Come li mettiamo insieme? Perché la vita di fede e di preghiera, la vita di amicizia e di amore, è una vita che ha bisogno di attenzione giorno dopo giorno. Non è qualcosa di stabilito per sempre, una volta per tutte. Il nostro apprezzamento di questi doni - della fede e della preghiera, dell'amicizia e dell'amore - ha una storia. C'è un dinamismo, un cammino, uno sviluppo, mentre queste realtà proseguono di giorno in giorno e affrontano le mutevoli esigenze e sfide di ogni giorno. A volte il nostro bisogno di mantenere un chiaro senso di ciò che abbiamo ricevuto sarà minacciato da una direzione, a volte da un'altra. Queste diverse parabole sono un modo per mantenerci sulla strada giusta, per assicurarci di rimanere fermi nell'accogliere questi doni e nel viverli.

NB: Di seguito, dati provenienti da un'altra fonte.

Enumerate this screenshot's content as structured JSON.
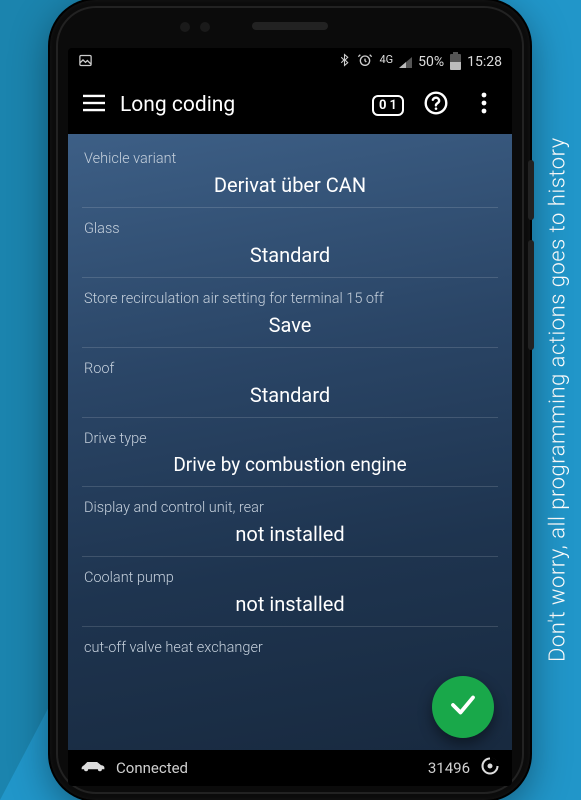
{
  "side_caption": "Don't worry, all programming actions goes to history",
  "status_bar": {
    "network_label": "4G",
    "battery_pct": "50%",
    "time": "15:28"
  },
  "app_bar": {
    "title": "Long coding",
    "badge_value": "1"
  },
  "settings": [
    {
      "label": "Vehicle variant",
      "value": "Derivat über CAN"
    },
    {
      "label": "Glass",
      "value": "Standard"
    },
    {
      "label": "Store recirculation air setting for terminal 15 off",
      "value": "Save"
    },
    {
      "label": "Roof",
      "value": "Standard"
    },
    {
      "label": "Drive type",
      "value": "Drive by combustion engine"
    },
    {
      "label": "Display and control unit, rear",
      "value": "not installed"
    },
    {
      "label": "Coolant pump",
      "value": "not installed"
    },
    {
      "label": "cut-off valve heat exchanger",
      "value": ""
    }
  ],
  "bottom_bar": {
    "status_text": "Connected",
    "counter": "31496"
  }
}
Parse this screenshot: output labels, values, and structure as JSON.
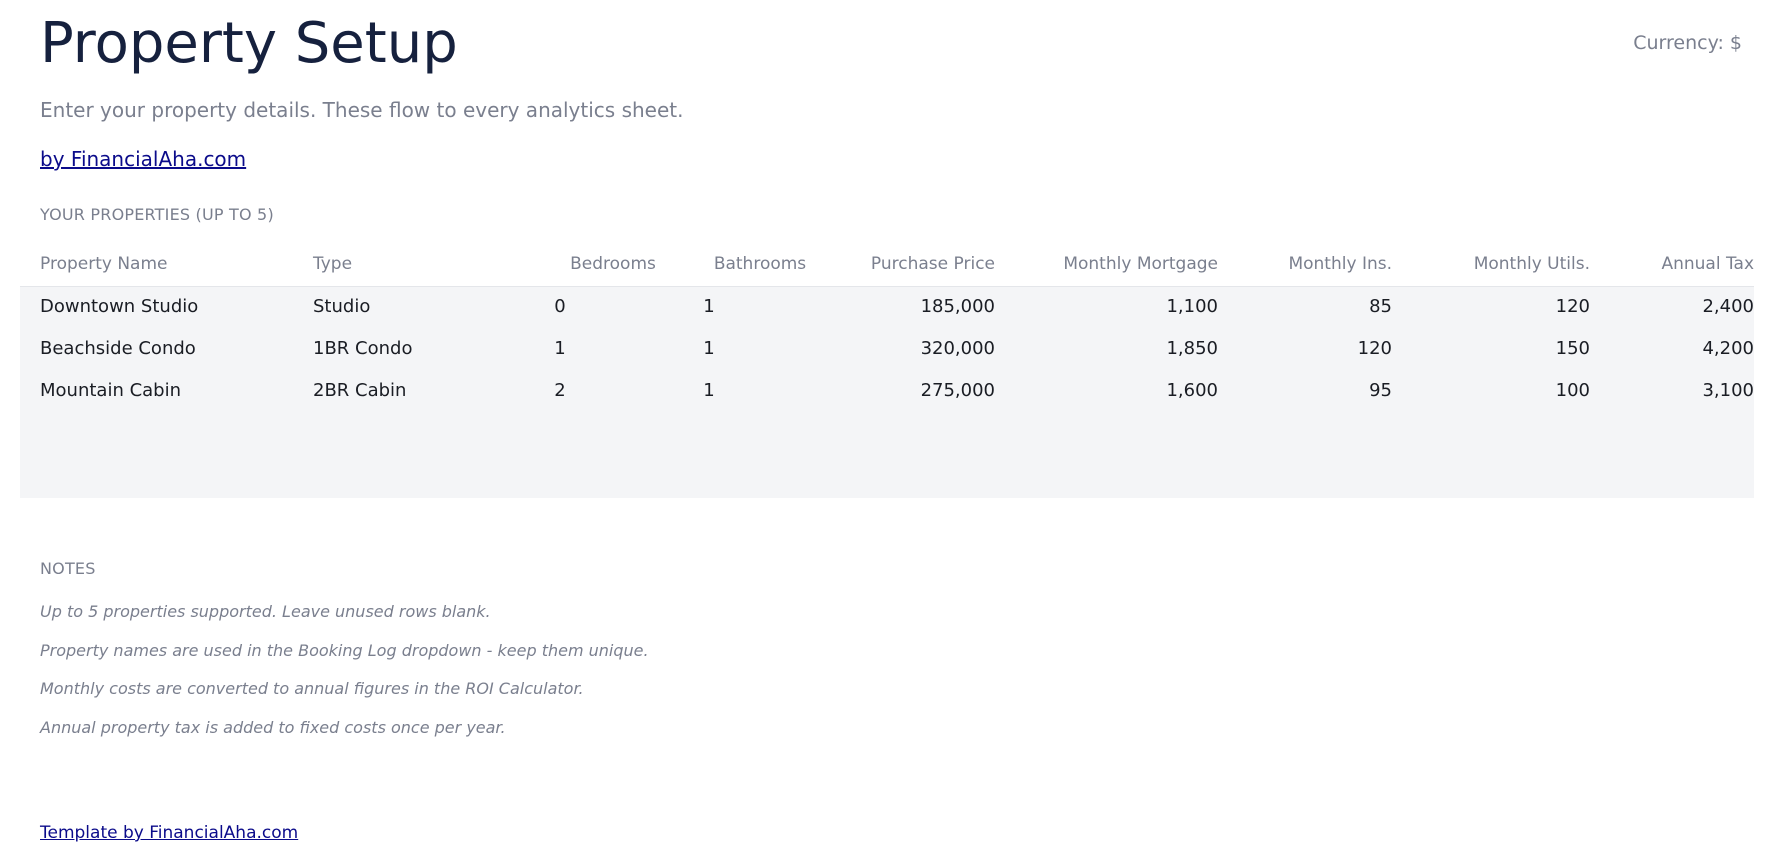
{
  "header": {
    "title": "Property Setup",
    "currency": "Currency: $",
    "subtitle": "Enter your property details. These flow to every analytics sheet.",
    "brand_link": "by FinancialAha.com"
  },
  "properties": {
    "section_label": "YOUR PROPERTIES (UP TO 5)",
    "columns": [
      "Property Name",
      "Type",
      "Bedrooms",
      "Bathrooms",
      "Purchase Price",
      "Monthly Mortgage",
      "Monthly Ins.",
      "Monthly Utils.",
      "Annual Tax"
    ],
    "rows": [
      [
        "Downtown Studio",
        "Studio",
        "0",
        "1",
        "185,000",
        "1,100",
        "85",
        "120",
        "2,400"
      ],
      [
        "Beachside Condo",
        "1BR Condo",
        "1",
        "1",
        "320,000",
        "1,850",
        "120",
        "150",
        "4,200"
      ],
      [
        "Mountain Cabin",
        "2BR Cabin",
        "2",
        "1",
        "275,000",
        "1,600",
        "95",
        "100",
        "3,100"
      ]
    ]
  },
  "notes": {
    "section_label": "NOTES",
    "items": [
      "Up to 5 properties supported. Leave unused rows blank.",
      "Property names are used in the Booking Log dropdown - keep them unique.",
      "Monthly costs are converted to annual figures in the ROI Calculator.",
      "Annual property tax is added to fixed costs once per year."
    ]
  },
  "footer": {
    "link": "Template by FinancialAha.com"
  }
}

Ci può essere un sottile cambiamento in affermazioni come “egli è il mio Signore”, “ella è mia amica”, “egli è il nostro Dio”. Se enfatizziamo il sostantivo, allora sembra tutto a posto: Signore, amico, Dio. Sono realtà da celebrare e onorare e per le quali rendiamo grazie ogni giorno. Ma se iniziamo a enfatizzare il pronome possessivo - il mio Signore, il mio amico, il nostro Dio - allora si verifica un cambiamento non così sottile e abbiamo trasformato il dono in qualcosa che non è.
Abbiamo sempre bisogno di ricordare in modo forte e chiaro la grazia del dono, che è totalmente gratuito, immeritato, al di là di ogni nostra immaginazione. "L'amore mi ha dato il benvenuto", dice George Herbert, insistendo perché mi sedessi alla sua tavola, e ‘così mi sedetti e mangiai’. Abbiamo sempre bisogno di ricordare con forza e chiarezza che trasformare questo dono in una sorta di possesso, in una sorta di moneta di scambio tra me e Dio, o tra me e il mio amico, significherà perdere proprio ciò che lo rende così meraviglioso: la sua gratuità, la sua immeritevolezza, la sua libertà.

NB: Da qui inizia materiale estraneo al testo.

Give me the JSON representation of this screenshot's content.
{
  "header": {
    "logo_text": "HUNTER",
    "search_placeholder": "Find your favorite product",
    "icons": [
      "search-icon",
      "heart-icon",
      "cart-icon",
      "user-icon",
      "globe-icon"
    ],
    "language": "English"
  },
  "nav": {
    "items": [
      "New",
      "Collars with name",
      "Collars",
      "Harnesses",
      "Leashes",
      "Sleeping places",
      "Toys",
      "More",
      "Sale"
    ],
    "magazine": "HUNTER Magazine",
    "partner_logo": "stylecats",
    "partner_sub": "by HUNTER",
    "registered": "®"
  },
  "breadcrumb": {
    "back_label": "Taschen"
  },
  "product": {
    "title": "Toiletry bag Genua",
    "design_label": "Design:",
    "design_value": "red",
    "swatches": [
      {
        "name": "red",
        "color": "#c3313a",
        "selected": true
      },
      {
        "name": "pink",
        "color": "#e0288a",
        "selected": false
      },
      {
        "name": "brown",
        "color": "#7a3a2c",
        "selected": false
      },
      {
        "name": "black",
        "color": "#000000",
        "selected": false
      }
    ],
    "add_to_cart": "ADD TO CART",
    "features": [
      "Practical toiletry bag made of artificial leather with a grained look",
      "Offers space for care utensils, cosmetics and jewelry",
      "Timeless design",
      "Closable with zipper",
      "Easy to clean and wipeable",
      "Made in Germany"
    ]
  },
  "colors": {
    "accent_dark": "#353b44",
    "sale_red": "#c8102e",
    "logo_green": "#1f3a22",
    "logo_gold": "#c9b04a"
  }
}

Come sempre, di fronte alle perplessità nell'interpretazione dei Vangeli, è utile applicare questa parabola al Servo dei servi, per metterla in chiave cristologica. Come si leggerebbe se il servo/schiavo in questione fosse pensato come Gesù? Allora (mettendo insieme le due parabole) possiamo immaginare il Padre che accoglie il Figlio al banchetto eterno e gli dice: “Vieni, siediti e mangia e io ti servirò”. E possiamo immaginare il Figlio che, arrivando alla presenza del Padre, dice: “Sono un servo inutile, ho fatto solo quello che mi è stato chiesto di fare”.

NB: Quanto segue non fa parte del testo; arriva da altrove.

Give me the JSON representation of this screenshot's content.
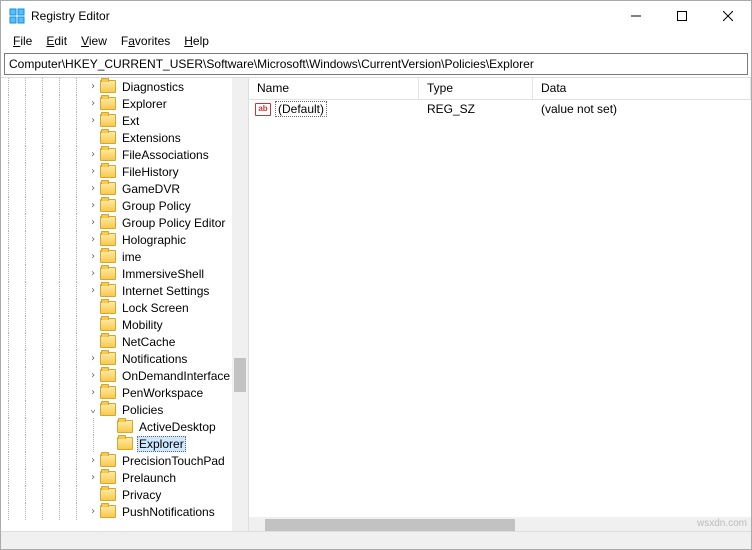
{
  "window": {
    "title": "Registry Editor"
  },
  "menu": {
    "file": "File",
    "edit": "Edit",
    "view": "View",
    "favorites": "Favorites",
    "help": "Help"
  },
  "address": {
    "path": "Computer\\HKEY_CURRENT_USER\\Software\\Microsoft\\Windows\\CurrentVersion\\Policies\\Explorer"
  },
  "tree": {
    "items": [
      {
        "depth": 5,
        "exp": "closed",
        "label": "Diagnostics"
      },
      {
        "depth": 5,
        "exp": "closed",
        "label": "Explorer"
      },
      {
        "depth": 5,
        "exp": "closed",
        "label": "Ext"
      },
      {
        "depth": 5,
        "exp": "none",
        "label": "Extensions"
      },
      {
        "depth": 5,
        "exp": "closed",
        "label": "FileAssociations"
      },
      {
        "depth": 5,
        "exp": "closed",
        "label": "FileHistory"
      },
      {
        "depth": 5,
        "exp": "closed",
        "label": "GameDVR"
      },
      {
        "depth": 5,
        "exp": "closed",
        "label": "Group Policy"
      },
      {
        "depth": 5,
        "exp": "closed",
        "label": "Group Policy Editor"
      },
      {
        "depth": 5,
        "exp": "closed",
        "label": "Holographic"
      },
      {
        "depth": 5,
        "exp": "closed",
        "label": "ime"
      },
      {
        "depth": 5,
        "exp": "closed",
        "label": "ImmersiveShell"
      },
      {
        "depth": 5,
        "exp": "closed",
        "label": "Internet Settings"
      },
      {
        "depth": 5,
        "exp": "none",
        "label": "Lock Screen"
      },
      {
        "depth": 5,
        "exp": "none",
        "label": "Mobility"
      },
      {
        "depth": 5,
        "exp": "none",
        "label": "NetCache"
      },
      {
        "depth": 5,
        "exp": "closed",
        "label": "Notifications"
      },
      {
        "depth": 5,
        "exp": "closed",
        "label": "OnDemandInterface"
      },
      {
        "depth": 5,
        "exp": "closed",
        "label": "PenWorkspace"
      },
      {
        "depth": 5,
        "exp": "open",
        "label": "Policies"
      },
      {
        "depth": 6,
        "exp": "none",
        "label": "ActiveDesktop"
      },
      {
        "depth": 6,
        "exp": "none",
        "label": "Explorer",
        "selected": true
      },
      {
        "depth": 5,
        "exp": "closed",
        "label": "PrecisionTouchPad"
      },
      {
        "depth": 5,
        "exp": "closed",
        "label": "Prelaunch"
      },
      {
        "depth": 5,
        "exp": "none",
        "label": "Privacy"
      },
      {
        "depth": 5,
        "exp": "closed",
        "label": "PushNotifications"
      }
    ]
  },
  "list": {
    "columns": {
      "name": "Name",
      "type": "Type",
      "data": "Data"
    },
    "rows": [
      {
        "icon": "string",
        "name": "(Default)",
        "type": "REG_SZ",
        "data": "(value not set)"
      }
    ]
  },
  "watermark": "wsxdn.com"
}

Questa “inutilità” è il punto della fede e della preghiera, dell'amore e dell'amicizia. È ciò che conferisce loro un carattere meraviglioso. Commercializzare queste cose o usarle in qualche altro modo utilitaristico significa distruggerle. Viviamo quindi tra il bisogno di essere certi di essere amati totalmente e gratuitamente e il bisogno di essere certi che Colui che ci ama rimanga completamente libero nel farlo. Perché altrimenti come potrebbe essere il dono di cui abbiamo bisogno? E per questo dono divino ringraziamo profondamente Dio ogni giorno.